Entanglement in many-body eigenstates of quantum-chaotic quadratic Hamiltonians

In a recent Letter [Phys. Rev. Lett. 125, 180604 (2020)], we introduced a closed-form analytic expression for the average bipartite von Neumann entanglement entropy of many-body eigenstates of random quadratic Hamiltonians, namely, of Hamiltonians whose single-particle eigenstates have random coefficients in the position basis. A paradigmatic Hamiltonian for which the expression is valid is the quadratic Sachdev-Ye-Kitaev (SYK2) model in its Dirac fermion formulation. Here we show that the applicability of our result is much broader. Most prominently, it is also relevant for local Hamiltonians such as the three-dimensional (3D) Anderson model at weak disorder. Moreover, it describes the average entanglement entropy in Hamiltonians without particle-number conservation, such as the SYK2 model in the Majorana fermion formulation and the 3D Anderson model with additional terms that break particle-number conservation.
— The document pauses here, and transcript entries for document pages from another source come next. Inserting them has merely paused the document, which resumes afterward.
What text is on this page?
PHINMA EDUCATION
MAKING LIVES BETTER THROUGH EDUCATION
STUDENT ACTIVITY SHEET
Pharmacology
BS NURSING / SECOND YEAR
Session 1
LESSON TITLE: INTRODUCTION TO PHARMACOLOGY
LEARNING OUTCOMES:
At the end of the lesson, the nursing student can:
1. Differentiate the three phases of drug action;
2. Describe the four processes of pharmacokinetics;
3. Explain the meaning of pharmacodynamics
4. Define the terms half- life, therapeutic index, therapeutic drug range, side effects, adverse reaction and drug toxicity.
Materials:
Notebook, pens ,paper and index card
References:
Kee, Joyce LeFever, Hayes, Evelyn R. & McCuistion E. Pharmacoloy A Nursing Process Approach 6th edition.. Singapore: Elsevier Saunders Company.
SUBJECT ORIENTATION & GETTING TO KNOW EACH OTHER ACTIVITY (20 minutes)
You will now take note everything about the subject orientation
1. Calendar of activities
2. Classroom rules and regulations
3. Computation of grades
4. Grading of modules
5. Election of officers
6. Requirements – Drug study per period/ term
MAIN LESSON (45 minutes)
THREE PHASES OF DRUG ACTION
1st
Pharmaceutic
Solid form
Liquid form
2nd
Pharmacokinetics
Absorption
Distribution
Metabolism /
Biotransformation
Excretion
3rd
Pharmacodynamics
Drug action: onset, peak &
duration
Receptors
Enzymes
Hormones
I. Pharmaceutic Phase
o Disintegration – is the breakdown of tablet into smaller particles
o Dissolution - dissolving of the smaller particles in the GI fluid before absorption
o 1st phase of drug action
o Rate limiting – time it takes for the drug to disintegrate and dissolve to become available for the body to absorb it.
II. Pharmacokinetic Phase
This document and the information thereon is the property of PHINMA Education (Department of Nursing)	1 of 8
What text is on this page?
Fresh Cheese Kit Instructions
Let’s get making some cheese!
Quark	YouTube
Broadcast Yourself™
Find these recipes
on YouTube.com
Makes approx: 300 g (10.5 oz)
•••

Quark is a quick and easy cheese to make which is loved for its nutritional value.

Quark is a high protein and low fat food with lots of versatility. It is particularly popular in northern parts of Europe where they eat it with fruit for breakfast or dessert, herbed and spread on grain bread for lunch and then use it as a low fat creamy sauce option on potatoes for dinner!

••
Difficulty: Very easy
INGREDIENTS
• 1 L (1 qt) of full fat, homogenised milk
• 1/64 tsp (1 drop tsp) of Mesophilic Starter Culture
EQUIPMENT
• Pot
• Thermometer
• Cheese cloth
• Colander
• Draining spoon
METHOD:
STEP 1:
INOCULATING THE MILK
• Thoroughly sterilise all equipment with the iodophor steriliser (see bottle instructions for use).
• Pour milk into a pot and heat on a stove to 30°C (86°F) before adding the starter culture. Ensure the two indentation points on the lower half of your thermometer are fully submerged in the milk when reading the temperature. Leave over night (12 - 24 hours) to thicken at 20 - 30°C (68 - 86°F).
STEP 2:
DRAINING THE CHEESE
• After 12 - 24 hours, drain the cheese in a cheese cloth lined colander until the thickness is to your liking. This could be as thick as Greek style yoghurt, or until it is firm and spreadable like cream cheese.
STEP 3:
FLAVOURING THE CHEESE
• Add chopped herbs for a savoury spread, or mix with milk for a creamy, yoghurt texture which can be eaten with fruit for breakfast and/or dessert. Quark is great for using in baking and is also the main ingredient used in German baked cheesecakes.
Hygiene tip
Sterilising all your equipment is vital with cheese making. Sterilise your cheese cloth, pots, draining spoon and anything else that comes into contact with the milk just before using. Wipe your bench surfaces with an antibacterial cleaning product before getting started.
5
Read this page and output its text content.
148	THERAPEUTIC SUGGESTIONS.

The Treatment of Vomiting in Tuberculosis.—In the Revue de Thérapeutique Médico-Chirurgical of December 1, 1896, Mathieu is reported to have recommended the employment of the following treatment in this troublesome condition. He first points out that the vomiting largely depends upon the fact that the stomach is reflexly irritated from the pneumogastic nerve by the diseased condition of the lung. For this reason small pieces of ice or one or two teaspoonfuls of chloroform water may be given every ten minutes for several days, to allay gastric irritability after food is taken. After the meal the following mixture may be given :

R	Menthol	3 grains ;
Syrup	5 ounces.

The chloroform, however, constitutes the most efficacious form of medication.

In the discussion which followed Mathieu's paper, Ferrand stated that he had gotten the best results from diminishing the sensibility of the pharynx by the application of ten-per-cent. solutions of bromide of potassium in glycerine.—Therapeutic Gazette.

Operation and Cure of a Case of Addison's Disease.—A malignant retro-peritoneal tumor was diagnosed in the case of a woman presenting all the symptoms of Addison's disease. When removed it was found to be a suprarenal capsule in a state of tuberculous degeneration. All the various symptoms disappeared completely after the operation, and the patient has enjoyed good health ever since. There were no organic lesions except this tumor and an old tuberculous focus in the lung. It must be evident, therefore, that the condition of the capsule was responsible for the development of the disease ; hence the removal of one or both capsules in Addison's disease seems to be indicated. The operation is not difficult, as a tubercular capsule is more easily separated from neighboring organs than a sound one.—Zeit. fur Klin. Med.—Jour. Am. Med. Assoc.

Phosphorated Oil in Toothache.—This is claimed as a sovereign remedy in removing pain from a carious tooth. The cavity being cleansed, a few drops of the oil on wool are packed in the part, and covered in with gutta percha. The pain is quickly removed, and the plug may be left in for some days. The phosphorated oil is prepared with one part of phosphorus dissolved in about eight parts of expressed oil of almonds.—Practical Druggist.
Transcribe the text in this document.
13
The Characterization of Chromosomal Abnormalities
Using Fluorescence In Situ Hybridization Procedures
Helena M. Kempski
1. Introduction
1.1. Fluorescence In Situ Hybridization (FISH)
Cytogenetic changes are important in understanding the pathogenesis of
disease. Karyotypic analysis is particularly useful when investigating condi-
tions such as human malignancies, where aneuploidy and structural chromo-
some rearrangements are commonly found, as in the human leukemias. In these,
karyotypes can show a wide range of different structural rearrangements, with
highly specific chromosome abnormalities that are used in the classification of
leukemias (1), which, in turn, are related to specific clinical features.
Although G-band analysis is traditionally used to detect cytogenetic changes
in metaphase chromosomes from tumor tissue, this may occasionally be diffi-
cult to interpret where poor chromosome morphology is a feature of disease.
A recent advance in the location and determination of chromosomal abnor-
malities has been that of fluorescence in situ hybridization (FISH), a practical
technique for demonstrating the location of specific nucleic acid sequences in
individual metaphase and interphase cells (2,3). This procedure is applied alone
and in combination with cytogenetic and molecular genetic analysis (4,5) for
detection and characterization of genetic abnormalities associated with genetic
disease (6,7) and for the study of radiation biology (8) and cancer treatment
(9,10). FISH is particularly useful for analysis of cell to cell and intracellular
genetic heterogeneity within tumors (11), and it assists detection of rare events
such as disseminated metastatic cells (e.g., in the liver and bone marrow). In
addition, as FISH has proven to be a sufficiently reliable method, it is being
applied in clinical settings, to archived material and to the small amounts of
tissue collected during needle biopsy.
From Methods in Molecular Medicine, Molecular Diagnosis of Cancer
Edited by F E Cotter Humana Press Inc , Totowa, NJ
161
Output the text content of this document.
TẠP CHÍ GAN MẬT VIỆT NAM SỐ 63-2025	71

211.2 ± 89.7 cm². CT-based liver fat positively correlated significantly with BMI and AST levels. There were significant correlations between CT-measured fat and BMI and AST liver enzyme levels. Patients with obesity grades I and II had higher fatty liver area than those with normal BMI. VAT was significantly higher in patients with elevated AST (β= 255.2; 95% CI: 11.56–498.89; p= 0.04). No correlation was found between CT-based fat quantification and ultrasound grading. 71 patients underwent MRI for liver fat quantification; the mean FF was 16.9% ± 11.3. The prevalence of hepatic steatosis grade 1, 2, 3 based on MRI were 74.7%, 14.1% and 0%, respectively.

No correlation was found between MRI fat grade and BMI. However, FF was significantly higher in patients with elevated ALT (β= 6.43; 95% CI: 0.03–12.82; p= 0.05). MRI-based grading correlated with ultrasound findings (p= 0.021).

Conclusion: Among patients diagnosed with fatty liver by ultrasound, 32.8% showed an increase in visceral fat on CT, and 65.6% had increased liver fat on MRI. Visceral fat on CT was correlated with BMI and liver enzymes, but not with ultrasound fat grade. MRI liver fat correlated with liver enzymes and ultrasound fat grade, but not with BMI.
We extend our analysis to the average bipartite second Renyi entanglement entropy of eigenstates of the same quadratic Hamiltonians, which is derived analytically and tested numerically. We conjecture that our results for the entanglement entropies of many-body eigenstates apply to quadratic Hamiltonians whose single-particle eigenstates exhibit quantum chaos, which we refer to as quantum-chaotic quadratic Hamiltonians.

Automated summary

The study presents an analytic expression for the entanglement entropy of many-body eigenstates of random quadratic Hamiltonians, and explores its applicability to local Hamiltonians and those without particle-number conservation. The results provide new theoretical support and extensions for understanding entanglement entropy in quantum systems.